Anche Annibale Bertola e Vittorio Maggi, membri dell’equipe pastorale e promotori dell’iniziativa, hanno sottolineato «il valore di questo incontro, un viaggio tra le culture», e «l’accentuata multiculturalità e multietnicità della nostra zona». Per questo, è stato dato spazio a 4 voci diverse: dopo un’introduzione affidata alla parrocchiana Eleonora Centioli, nata nel 1927 e «memoria storica della parrocchia», hanno portato la loro testimonianza un rappresentante della comunità cinese e di quelle bengalese e indiana. Lyad Ly ha raccontato di essere venuto a vivere in Italia alla fine degli anni ’90, perché «la mia famiglia, una delle prime, si è trasferita qui al tempo del rigido e preoccupante comunismo in Cina». Il giovane imprenditore ha spiegato come la zona dell’Esquilino «sia stata scelta fin dall’inizio come zona privilegiata dai commercianti e dai ristoratori cinesi per via della sua vicinanza alle reti di trasporto, sia ferroviario, per la prossimità con la stazione Termini, sia tranviario». Di seguito, l’osservazione su come «oggi, nel quartiere non ci siano solo negozi cinesi, che possono sfruttare una manodopera a basso costo ed essere quindi concorrenziali, ma anche attività diverse quali bar, caffetterie e pasticcerie». Concludendo il suo intervento, Lyad Ly ha affermato di «essere stato accolto positivamente in Italia, riscontrando soprattutto a Roma un’accoglienza espansiva» e di essere intenzionato, «anche ora, in questa situazione di pandemia, che ha indotto molti cinesi, per sicurezza, a tornare in patria, a rimanere in Italia», pur avendo il progetto, una volta terminata l’attività lavorativa e raggiunta la pensione, «di rientrare nel mio Paese».

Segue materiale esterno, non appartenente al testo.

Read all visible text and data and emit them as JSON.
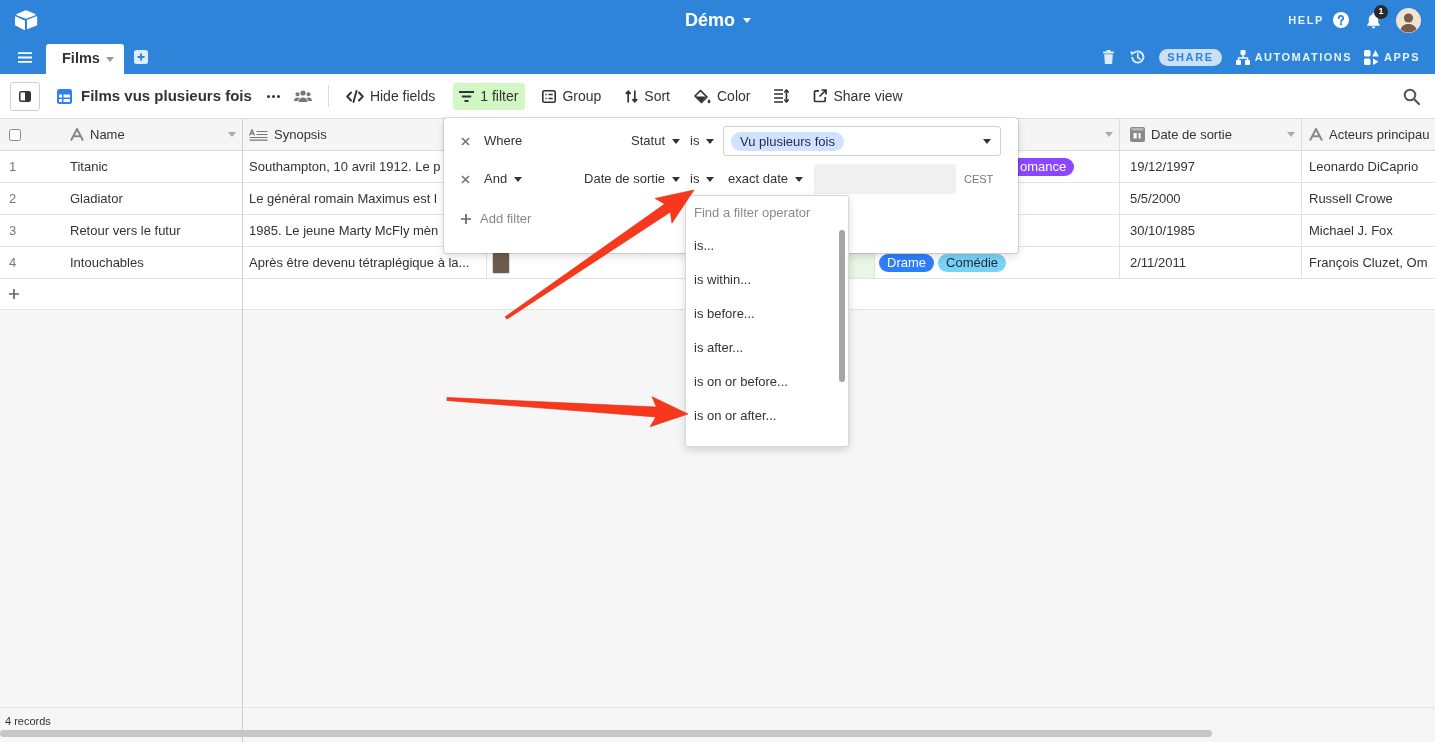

Vive in Italia dal 1995, quando aveva 11 anni, anche Air Hassain, originario del Bangladesh. Negli anni precedenti alla venuta nel nostro Paese «ho vissuto a New York, Parigi e Monaco, per arrivare poi qui, una realtà davvero umana, tollerante e accogliente – ha raccontato -, dove ho compiuto i miei studi accademici e svolto attività di volontariato legate soprattutto alla Caritas». Quindi, il giovane originario dell’Asia meridionale, che abita oggi in zona San Giovanni, ha costituito «una organizzazione umanitaria per la quale lavorano 30 persone». Infine, la testimonianza di Mansit Singh, rappresentante della comunità indiana, in Italia dal 1992. Dopo le iniziali difficoltà di integrazione legate «alla scarsa conoscenza della lingua – ha ricordato -, l’inserimento è stato positivo ma graduale: dapprima ho lavorato come muratore, continuando però a cercare la mia strada e finalmente sono poi riuscito ad aprire la mia pasticceria». Oggi Mansit Singh, che riconosce «nell’elemento alimentare uno strumento di incontro e di conoscenza tra culture diverse», si sente «ben integrato nella città: i miei 3 bambini frequentano la scuola, che si è rivelata uno strumento indispensabile per l’integrazione».

Ne è convinta anche Antonella Attico, rappresentante della Comunità di Sant’Egidio e insegnante di scuola dell’infanzia all’Istituto “Daniel Manin”, che sorge a pochi metri da piazza Vittorio Emanuele. «Fin dagli anni ’90 la mia esperienza di docenza è stata densa e caratterizzata dagli obiettivi di integrazione e accoglienza dei bambini che per oltre il 70% sono di origine straniera ma sono italiani a tutti gli effetti».